Stream 2: Tuesday 15:30 - 17:00 Temporal, Spatial and Streaming

A plethora of research and application-level projects relating to temporal, spatial and streaming applications of graphs, building on existing capabilities and standards, indicate that these aspects, and often their intersections, are likely to be prominent in the future of graph data management. The need to relate to existing standards, especially with respect to geo-spatial coordinate or graph based data, and the fact that streaming is not yet standardized for SQL, indicate some of the challenges.

Stream 3: Tuesday 15:30 - 17:00 Outreach and Education

Successful adoption of standards is often dependent on good quality tutorials, examples, reference materials, online demos and tooling. What is needed to support sustainable community driven outreach and education? What can we learn from existing community efforts, e.g. "MDN Web Docs" which describes itself as a resource for developers, maintained by the community of developers and technical writers.

Preview for Wednesday

A look forward to the final day and encouragement for everyone to think about potential recommendations for next steps, and which associated future work items you would expect to get involved with.

Posters and Demo's

Tuesday evening concludes with an opportunity to share ideas using posters or demo's. Please let the Chairs know in advance (by Friday 1st March) if you would like to present a poster or demo.

Wednesday 09:00 - 10:30 Introduction and Reports from Tuesday's sessions

Each session moderator will present a three minute summary with three minutes of questions.
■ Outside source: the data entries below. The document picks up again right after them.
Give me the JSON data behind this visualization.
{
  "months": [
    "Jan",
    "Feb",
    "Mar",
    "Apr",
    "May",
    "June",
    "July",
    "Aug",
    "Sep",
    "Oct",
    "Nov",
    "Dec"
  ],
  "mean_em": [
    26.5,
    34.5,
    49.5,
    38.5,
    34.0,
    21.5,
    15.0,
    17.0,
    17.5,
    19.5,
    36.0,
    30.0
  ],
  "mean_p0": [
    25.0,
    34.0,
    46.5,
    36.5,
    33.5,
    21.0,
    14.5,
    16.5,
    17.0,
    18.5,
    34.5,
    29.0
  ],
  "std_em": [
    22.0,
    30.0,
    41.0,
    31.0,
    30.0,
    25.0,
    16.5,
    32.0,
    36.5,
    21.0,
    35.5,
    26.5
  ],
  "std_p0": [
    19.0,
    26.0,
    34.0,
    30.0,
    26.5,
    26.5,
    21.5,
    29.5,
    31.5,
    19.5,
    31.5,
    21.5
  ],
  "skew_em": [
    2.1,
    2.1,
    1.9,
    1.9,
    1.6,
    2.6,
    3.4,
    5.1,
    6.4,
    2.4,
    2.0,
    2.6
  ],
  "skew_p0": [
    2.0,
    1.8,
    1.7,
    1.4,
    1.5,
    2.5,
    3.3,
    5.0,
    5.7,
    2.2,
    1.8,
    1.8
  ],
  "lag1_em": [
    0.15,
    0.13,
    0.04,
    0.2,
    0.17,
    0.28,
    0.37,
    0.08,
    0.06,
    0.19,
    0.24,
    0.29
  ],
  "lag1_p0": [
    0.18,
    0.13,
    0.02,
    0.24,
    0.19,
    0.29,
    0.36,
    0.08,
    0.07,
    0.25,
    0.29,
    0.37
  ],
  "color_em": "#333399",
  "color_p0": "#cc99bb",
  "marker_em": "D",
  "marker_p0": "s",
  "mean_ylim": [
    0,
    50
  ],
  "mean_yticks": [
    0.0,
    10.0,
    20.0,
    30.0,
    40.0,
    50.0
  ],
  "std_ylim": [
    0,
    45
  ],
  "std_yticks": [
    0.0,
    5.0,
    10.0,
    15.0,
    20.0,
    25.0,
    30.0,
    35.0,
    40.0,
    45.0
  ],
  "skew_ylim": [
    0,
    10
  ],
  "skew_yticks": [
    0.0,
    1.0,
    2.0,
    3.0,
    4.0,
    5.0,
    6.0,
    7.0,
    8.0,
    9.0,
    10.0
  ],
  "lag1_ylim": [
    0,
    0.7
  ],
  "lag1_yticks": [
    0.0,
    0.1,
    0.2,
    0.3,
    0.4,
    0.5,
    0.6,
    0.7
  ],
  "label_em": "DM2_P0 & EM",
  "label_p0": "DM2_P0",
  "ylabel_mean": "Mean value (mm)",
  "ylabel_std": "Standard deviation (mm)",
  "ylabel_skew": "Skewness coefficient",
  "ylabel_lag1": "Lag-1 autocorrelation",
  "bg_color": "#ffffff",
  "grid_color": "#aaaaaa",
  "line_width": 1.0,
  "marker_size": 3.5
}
Wednesday 11:00 - 12:30 Extending, Incubating, Initiating

This is the final session, and we will focus on summarising and drawing up recommendations for the workshop report. How much interest is there for participating in incubation and standardisation for different areas? What's the best way to ensure liaison and coordination across different standardisation organisations? What can be done to establish sustainable communities around education and outreach?